Bringing about change

Clean and green

Anneshwara’s grama panchayat has taken the initiative to turn the village into a model of cleanliness, writes D M Kurke Prashanth

If ever there was a village that was a picture of cleanliness, then, it must be this one: Anneshwara village in Devanahalli taluk of Bangalore rural district. A visit to this village is a real eye-opener. It is a great example of how people’s representatives and the community can come together and bring about a transformation. The village is well on its way to achieving the motto of ‘Sampurna Grama Nairmalya’ or total cleanliness. What’s more, it has also won the Central government’s Nirmala Grama Puraskara (NGP). It has also won the district-level Nirmala Grama silver award. Also, the village has won awards at the taluk level.

Most foreign delegations that come to the country to understand rural hygiene visit Anneshwara. A delegation comprising 13 representatives from America, Uganda, China, Srilanka, Jordan and South Africa recently visited the village and were impressed with the cleanliness programmes organised in the village, and the level of community participation.

The story of Anneshwara’s transformation is not exactly a recent phenomenon. There have been several programmes and campaigns in the village that have created awareness about cleanliness. But what provided impetus to the cleanliness programmes in the village was a visit members of the gram panchayat paid to villages in neighbouring Tamil Nadu. Some of the programmes taken up by the gram panchayats in villages there inspired Anneshwara’s GP members.

Taking the initiative

The first step they took was to install dustbins in street corners. The garbage collection bins have been divided into sections: the green ones are used to collect wet waste, while the red bin is used to accumulate dry waste. The number of bins installed in the panchayat limits are 85.

Every house was also provided with green and red bins for waste segregation, with aid from private organisations. Also street theatre and car festivals were employed as tools to create awareness about cleanliness. A waste management tax of Rs 20 was levied on every home. The Rs 4 lakh collected from this tax is now being used for waste management.

The grama panchayat didn’t rest at that. It brought about a check on use of plastic and made available biodegradable bags to people in the village. The panchayat has also distributed ‘Arogya cards’ to every villager,to collect data on various aspects of hygiene including the use of toilets, maintenance of homes and the yard in front of every home.

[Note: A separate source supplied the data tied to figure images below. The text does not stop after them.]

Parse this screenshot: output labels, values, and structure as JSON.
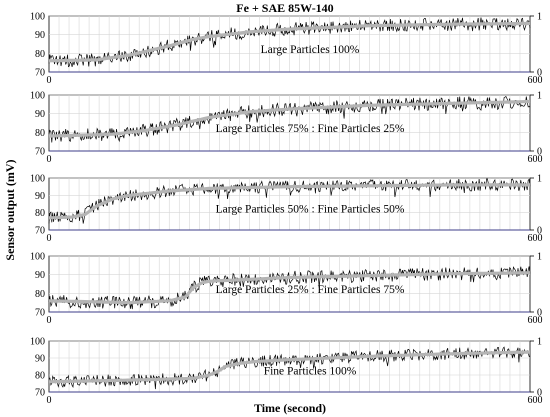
{
  "figure": {
    "title": "Fe + SAE 85W-140",
    "xlabel": "Time (second)",
    "ylabel": "Sensor output (mV)"
  },
  "colors": {
    "raw_signal": "#000000",
    "smoothed_signal": "#b4b4b4",
    "grid": "#d6d6d6",
    "baseline": "#3d3d8a",
    "frame": "#000000"
  },
  "chart_data": [
    {
      "type": "line",
      "annotation": "Large Particles 100%",
      "xlim": [
        0,
        600
      ],
      "x_ticks": [
        "0",
        "600"
      ],
      "ylim": [
        70,
        100
      ],
      "y_ticks": [
        "70",
        "80",
        "90",
        "100"
      ],
      "y2lim": [
        0,
        1
      ],
      "y2_ticks": [
        "0",
        "1"
      ],
      "grid": true,
      "trend": {
        "x": [
          0,
          60,
          100,
          150,
          180,
          200,
          250,
          300,
          400,
          500,
          600
        ],
        "y": [
          76,
          76.5,
          79,
          84,
          87.5,
          89,
          91.5,
          93,
          94.8,
          95.6,
          96
        ]
      },
      "noise_amplitude": 3.5
    },
    {
      "type": "line",
      "annotation": "Large Particles 75% : Fine Particles 25%",
      "xlim": [
        0,
        600
      ],
      "x_ticks": [
        "0",
        "600"
      ],
      "ylim": [
        70,
        100
      ],
      "y_ticks": [
        "70",
        "80",
        "90",
        "100"
      ],
      "y2lim": [
        0,
        1
      ],
      "y2_ticks": [
        "0",
        "1"
      ],
      "grid": true,
      "trend": {
        "x": [
          0,
          80,
          120,
          160,
          200,
          250,
          300,
          400,
          500,
          600
        ],
        "y": [
          78,
          79,
          81,
          84,
          88,
          91,
          92.5,
          94.5,
          95.5,
          96.5
        ]
      },
      "noise_amplitude": 3.5
    },
    {
      "type": "line",
      "annotation": "Large Particles 50% : Fine Particles 50%",
      "xlim": [
        0,
        600
      ],
      "x_ticks": [
        "0",
        "600"
      ],
      "ylim": [
        70,
        100
      ],
      "y_ticks": [
        "70",
        "80",
        "90",
        "100"
      ],
      "y2lim": [
        0,
        1
      ],
      "y2_ticks": [
        "0",
        "1"
      ],
      "grid": true,
      "trend": {
        "x": [
          0,
          30,
          45,
          60,
          80,
          100,
          150,
          200,
          300,
          400,
          500,
          600
        ],
        "y": [
          77,
          77.5,
          79,
          84,
          88,
          90,
          92.5,
          94,
          95,
          95.5,
          96,
          96
        ]
      },
      "noise_amplitude": 3.5
    },
    {
      "type": "line",
      "annotation": "Large Particles 25% : Fine Particles 75%",
      "xlim": [
        0,
        600
      ],
      "x_ticks": [
        "0",
        "600"
      ],
      "ylim": [
        70,
        100
      ],
      "y_ticks": [
        "70",
        "80",
        "90",
        "100"
      ],
      "y2lim": [
        0,
        1
      ],
      "y2_ticks": [
        "0",
        "1"
      ],
      "grid": true,
      "trend": {
        "x": [
          0,
          100,
          150,
          170,
          180,
          190,
          200,
          250,
          300,
          400,
          500,
          600
        ],
        "y": [
          76,
          75,
          76,
          78,
          83,
          85.5,
          86.5,
          87.5,
          88.5,
          89.5,
          90.5,
          91
        ]
      },
      "noise_amplitude": 3.5
    },
    {
      "type": "line",
      "annotation": "Fine Particles 100%",
      "xlim": [
        0,
        600
      ],
      "x_ticks": [
        "0",
        "600"
      ],
      "ylim": [
        70,
        100
      ],
      "y_ticks": [
        "70",
        "80",
        "90",
        "100"
      ],
      "y2lim": [
        0,
        1
      ],
      "y2_ticks": [
        "0",
        "1"
      ],
      "grid": true,
      "trend": {
        "x": [
          0,
          100,
          180,
          200,
          210,
          220,
          240,
          260,
          300,
          400,
          500,
          600
        ],
        "y": [
          76,
          77,
          78,
          80,
          82,
          85,
          87,
          88,
          89,
          91,
          92.5,
          93.5
        ]
      },
      "noise_amplitude": 3.5
    }
  ]
}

An inspection is also conducted every fortnight by anganwadi workers and helpers. All the information is recorded in the card. Based on the information available, members of the grama panchayat visit every home and create awareness about the steps to be taken to ensure cleanliness.

The Anneshwara gram panchayat has also set up a waste processing unit at a cost of Rs 9 lakh. This is the only organic waste processing unit in the whole of Bangalore rural district. Waste is collected once in 15 days in 17 tractors from all the villages that are under the jurisdiction of the panchayat. The waste, already segregated, is again separated at the processing unit. At least 10-15 tonnes of manure is produced once every 25 days. Six-seven tonnes of vermicompost is also produced from wet waste once every 45 days. Every ton of vermicompost fetches a price of Rs 6,000. The gram panchayat ensures that these funds are channelised into more development activities.

Ninety per cent of the houses in the panchayat limits have toilets. The gram panchayats keep a close watch on how they are being used. It has also constituted a village cleanliness committee for better administration. The panchayat has also built public toilets, and their management and maintenance have been handed over to those who don’t have toilets in their homes.

Also, the gram panchayat has installed solar power in 325 homes belonging to the SC/ST and all anganwadis and schools.

All-round improvement

* Thanks to scientific segregation and disposal of waste, the drains in the village are clean. What’s more, the cost of drainage maintenance has come down, according to Anneshwara gram panchayat executive Gopalaiah, who has been working here for the past ten years.

* “When the district level award was given to the panchayat, there was no waste processing unit. If not, we would have won more awards,” he adds.

“Out of the 1,175 houses in the panchayat limits, 1,100 houses have toilets. Fresh information is gathered every year. The health of villages has improved,” he adds.